Quantexa offers entity resolution, the generation, analysis and presentation of networks, in several flavors. There is a more traditional variant, which performs the steps in batch. There is also a real-time and a dynamic variant. In these cases, they build all the networks in real-time. When someone within an organization logs in to look at a network, Quantexa also immediately checks what permissions they have and shows only the information that this person is allowed to see based on their level of authorization. They can do this by masking, but also by really leaving no trace of it at all. The latter is something that many other tools on the market cannot do. By the way, Quantexa prefers to simply use the privileges of already existing systems like LDAP or Azure AD for this role-based access.

Supports all data, but does not do everything

Quantexa has very clearly defined for itself what it does and does not do. They basically support all data, both structured and unstructured. However, they further limit themselves to what they are good at, Lang points out.

As an example, he cites the Quantexa solution for ContextualDecisionIntelligence. That provides an analytics framework for operationalizing analytical models. In addition, it is also a user-interface for reviewing analytics outcomes and doing research. However, the solution is not a complete case management system. For that, Quantexa prefers to interface with other tools, most of which are in use by the client anyway.

Scanning documents is also not a core business, Lang cites as a second example. An organization will have to do that with another software component. However, Lang does venture the proposition that there is a chance that Quantexa can achieve better results than the competition with the output of a cheap scanner, because the entity resolution can easily deal with errors resulting from a scan of inferior quality.

Furthermore, it is also worth noting that Quantexa is completely built with open-source tooling. You can pair it with any other tool. Lang cites Dataiku as an example, because it is certainly a big player in the analytics field in the sectors in which it operates.

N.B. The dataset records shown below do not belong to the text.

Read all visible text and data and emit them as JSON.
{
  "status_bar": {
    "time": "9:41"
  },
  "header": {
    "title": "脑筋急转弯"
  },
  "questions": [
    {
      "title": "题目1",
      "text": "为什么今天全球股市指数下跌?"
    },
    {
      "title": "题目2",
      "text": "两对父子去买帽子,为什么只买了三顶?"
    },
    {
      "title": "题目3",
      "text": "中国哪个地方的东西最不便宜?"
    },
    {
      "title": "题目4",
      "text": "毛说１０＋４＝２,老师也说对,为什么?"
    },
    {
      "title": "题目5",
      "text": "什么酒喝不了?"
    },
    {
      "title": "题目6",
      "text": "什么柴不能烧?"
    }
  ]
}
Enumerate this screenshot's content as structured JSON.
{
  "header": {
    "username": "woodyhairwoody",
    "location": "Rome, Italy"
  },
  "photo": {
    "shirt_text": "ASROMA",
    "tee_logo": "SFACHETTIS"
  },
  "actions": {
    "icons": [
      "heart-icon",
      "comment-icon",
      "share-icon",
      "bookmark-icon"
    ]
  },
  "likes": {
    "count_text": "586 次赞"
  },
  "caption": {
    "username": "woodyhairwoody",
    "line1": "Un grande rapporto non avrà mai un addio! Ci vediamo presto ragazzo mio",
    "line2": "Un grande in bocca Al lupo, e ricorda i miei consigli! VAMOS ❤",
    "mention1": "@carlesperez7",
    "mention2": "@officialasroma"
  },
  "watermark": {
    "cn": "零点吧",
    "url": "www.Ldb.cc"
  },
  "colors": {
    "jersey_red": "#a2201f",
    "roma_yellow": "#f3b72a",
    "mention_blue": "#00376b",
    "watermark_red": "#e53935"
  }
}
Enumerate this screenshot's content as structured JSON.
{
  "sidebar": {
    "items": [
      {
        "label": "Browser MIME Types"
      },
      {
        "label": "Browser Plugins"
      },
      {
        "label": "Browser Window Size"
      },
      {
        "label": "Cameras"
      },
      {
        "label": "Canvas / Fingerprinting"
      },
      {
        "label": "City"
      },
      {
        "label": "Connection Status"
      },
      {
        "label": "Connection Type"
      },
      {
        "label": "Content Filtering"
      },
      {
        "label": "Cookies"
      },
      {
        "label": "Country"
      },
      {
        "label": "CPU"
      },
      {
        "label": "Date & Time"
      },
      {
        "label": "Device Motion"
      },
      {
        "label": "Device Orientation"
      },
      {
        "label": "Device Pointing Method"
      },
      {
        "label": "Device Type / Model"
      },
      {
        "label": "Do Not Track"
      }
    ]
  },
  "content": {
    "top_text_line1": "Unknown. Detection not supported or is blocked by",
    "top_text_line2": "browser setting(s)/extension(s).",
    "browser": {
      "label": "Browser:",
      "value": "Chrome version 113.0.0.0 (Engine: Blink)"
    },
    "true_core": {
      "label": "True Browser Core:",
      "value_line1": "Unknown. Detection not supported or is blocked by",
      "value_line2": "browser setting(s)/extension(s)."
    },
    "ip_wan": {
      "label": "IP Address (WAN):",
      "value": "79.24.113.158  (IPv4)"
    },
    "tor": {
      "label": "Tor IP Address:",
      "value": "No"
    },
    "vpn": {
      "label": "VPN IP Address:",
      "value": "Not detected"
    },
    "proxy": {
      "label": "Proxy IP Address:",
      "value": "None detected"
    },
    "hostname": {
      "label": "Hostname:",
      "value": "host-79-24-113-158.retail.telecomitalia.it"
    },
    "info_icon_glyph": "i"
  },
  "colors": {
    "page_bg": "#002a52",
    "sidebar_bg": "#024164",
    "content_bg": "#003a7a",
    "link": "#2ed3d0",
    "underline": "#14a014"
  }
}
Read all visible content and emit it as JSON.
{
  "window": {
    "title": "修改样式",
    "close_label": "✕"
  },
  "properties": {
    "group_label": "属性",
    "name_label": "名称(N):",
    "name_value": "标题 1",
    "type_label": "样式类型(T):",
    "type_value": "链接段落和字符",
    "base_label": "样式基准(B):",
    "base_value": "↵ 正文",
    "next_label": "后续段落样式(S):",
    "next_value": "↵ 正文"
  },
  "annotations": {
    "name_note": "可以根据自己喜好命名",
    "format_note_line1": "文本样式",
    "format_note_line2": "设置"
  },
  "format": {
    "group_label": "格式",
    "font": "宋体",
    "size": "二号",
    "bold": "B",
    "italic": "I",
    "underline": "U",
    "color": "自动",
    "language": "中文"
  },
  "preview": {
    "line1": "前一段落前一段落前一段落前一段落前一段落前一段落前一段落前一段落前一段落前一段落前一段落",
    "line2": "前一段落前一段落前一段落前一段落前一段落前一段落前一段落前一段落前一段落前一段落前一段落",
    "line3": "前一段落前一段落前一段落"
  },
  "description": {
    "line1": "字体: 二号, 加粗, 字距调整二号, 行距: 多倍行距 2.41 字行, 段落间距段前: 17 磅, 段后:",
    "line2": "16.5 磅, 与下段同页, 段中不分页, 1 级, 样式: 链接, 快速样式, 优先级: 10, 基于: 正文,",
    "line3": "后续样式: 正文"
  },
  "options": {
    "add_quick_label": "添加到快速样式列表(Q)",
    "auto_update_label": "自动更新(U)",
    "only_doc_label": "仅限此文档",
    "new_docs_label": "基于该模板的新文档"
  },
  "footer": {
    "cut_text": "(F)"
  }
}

The openness of Quantexa’s platform means that the company is an important building block in the data-driven approach. It prefers to integrate into a customer’s existing application landscape rather than replace pre-existing, well-established functionality. That in itself is a modern way of working and also one that suits a new kid on the block like Quantexa. For customers, however, this still takes some getting used to, Lang points out. They are often looking for a clearly defined product. Then it is sometimes a matter of finding out where Quantexa can add the most value and with which approach they start. After that, it is up to Quantexa to prove that their entity resolution is actually better than that of others.

What’s the payoff?

As an organization, if you make sure that data is properly usable before you offer it as input somewhere else, the first win is obvious. The outcomes of whatever analytics model you run on it will be significantly better than if you don’t. That is, if you deploy it in an environment for which it was devised. How much better is hard to say; it will undoubtedly depend on a variety of factors. It seems like a no-brainer to us that it will improve the end result. It has to be affordable, of course, but in the sectors Quantexa focuses primarily on, the business case is often not difficult to make.

In addition to better performance, however, there should also be substantial gains in terms of the time it takes to conduct an investigation, for example, into possible fraud or money laundering. Lang talks in this context about reducing investigation time from weeks to five minutes. If that is actually achievable in practice with Quantexa’s solution, we would not be surprised if this company manages to gain customers very quickly, in addition to the big names it already has in its CRM, including ABN Amro and ING.